Wolfe was brought in for an interview. The experience was a little strange. Voss, as its name indicates, makes specialized light bulbs, primarily for industrial uses. Yet during the interview, Voss officials seemed more interested in learning about Wolfe’s religious views than his work experience.

Voss officials quizzed Wolfe on where he went to the church, how often he attended services and whether he had been “saved.” They even demanded that he provide a list of all of the churches he had ever attended. They also wanted to know if he would mind coming to work early to attend a Bible study.

Wolfe was the only candidate being interviewed at the time. He got a second interview, during which he had to endure another grilling about his religious views. In the end, he didn’t get the job.

That’s when the Equal Employment Opportunity Commission stepped in. The Commission sued Voss. A settlement was recently reached. Under its terms, Voss will pay Wolfe $82,500 and implement a series of company-wide actions at its facilities around the country.

According to an EEOC press release, these include “actions designed to prevent future religious discrimination, including the posting of an EEOC notice specifically prohibiting employment discrimination on the basis of religion at all its 21 locations spanning 12 states, re-dissemination of anti-discrimination policies; periodic reporting to the EEOC of specified hiring information; religion-neutral job advertising; and the training of management on religious discrimination.”

A house of worship, of course, has every right to subject potential employees to questions about their religious views. Purely religious entities are exempt from the portions of the 1964 Civil Right Act that ban employment discrimination on the basis of race, color, religion, sex or national origin. But a company that engages in wholly secular activities, such as manufacturing light bulbs, does not.

At least for now. Recently, a number of privately owned secular businesses have taken to arguing in court that their owners have a religious freedom right to deny employees access to certain medications, such as birth control, that the owners consider sinful.

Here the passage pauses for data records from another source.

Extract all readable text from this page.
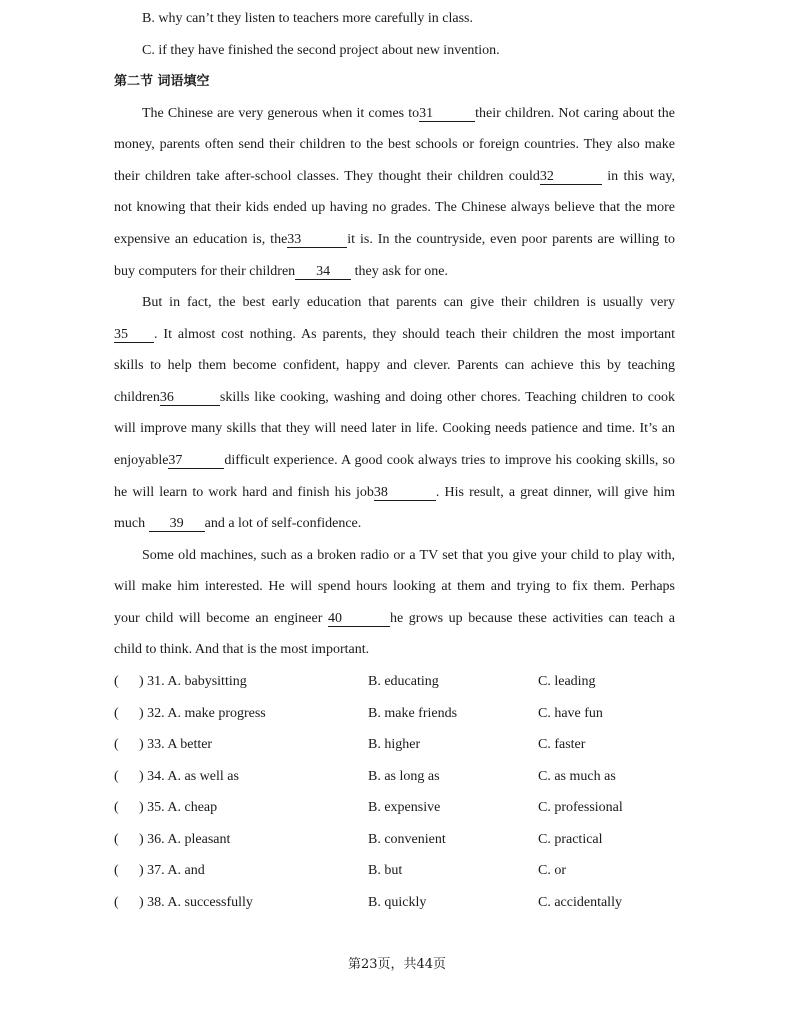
B. why can’t they listen to teachers more carefully in class.
C. if they have finished the second project about new invention.
第二节 词语填空
The Chinese are very generous when it comes to31	their children. Not caring about the
money, parents often send their children to the best schools or foreign countries. They also make
their children take after-school classes. They thought their children could32	in this way,
not knowing that their kids ended up having no grades. The Chinese always believe that the more
expensive an education is, the33	it is. In the countryside, even poor parents are willing to
buy computers for their children 34 they ask for one.
But in fact, the best early education that parents can give their children is usually very
35 . It almost cost nothing. As parents, they should teach their children the most important
skills to help them become confident, happy and clever. Parents can achieve this by teaching
children36	skills like cooking, washing and doing other chores. Teaching children to cook
will improve many skills that they will need later in life. Cooking needs patience and time. It’s an
enjoyable37	difficult experience. A good cook always tries to improve his cooking skills, so
he will learn to work hard and finish his job38	. His result, a great dinner, will give him
much 39 and a lot of self-confidence.
Some old machines, such as a broken radio or a TV set that you give your child to play with,
will make him interested. He will spend hours looking at them and trying to fix them. Perhaps
your child will become an engineer 40	he grows up because these activities can teach a
child to think. And that is the most important.
( ) 31. A. babysitting	B. educating	C. leading
( ) 32. A. make progress	B. make friends	C. have fun
( ) 33. A better	B. higher	C. faster
( ) 34. A. as well as	B. as long as	C. as much as
( ) 35. A. cheap	B. expensive	C. professional
( ) 36. A. pleasant	B. convenient	C. practical
( ) 37. A. and	B. but	C. or
( ) 38. A. successfully	B. quickly	C. accidentally
第23页，共44页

The argument being made is that a secular, for-profit business can have a religious identity. If that’s the case, the next logical step is an assertion that companies have the right to control their employees in other ways to protect the boss’ religious sensibilities. Better yet, why not just let these firms hire only the “right” kind of believers to begin with? (What if an employee converts to a different faith or joins the “wrong” church? No problem! That person can be fired.)

Americans United has filed legal briefs opposing the idea of business owners being permitted to run their for-profit firms along sectarian lines in ways that violate the rights of others. Our attorneys have argued that a company’s owner simply doesn’t have the right to impose his or her religion onto employees and certainly has no right to meddle in their private medical affairs.

If the Catholic hierarchy and their allies in the Religious Right have their way, bosses will win the right to twist health-insurance plans to meet religious dogma. What will they demand next? Will they insist that they have a “conscience” right to hire a workforce that consists entirely of certain types of Christians? Will they insist on an exemption from civil rights laws?

If we don’t take a stand, more and more Americans may find themselves subjected to a religious inquisition when all they’re trying to do is get a job.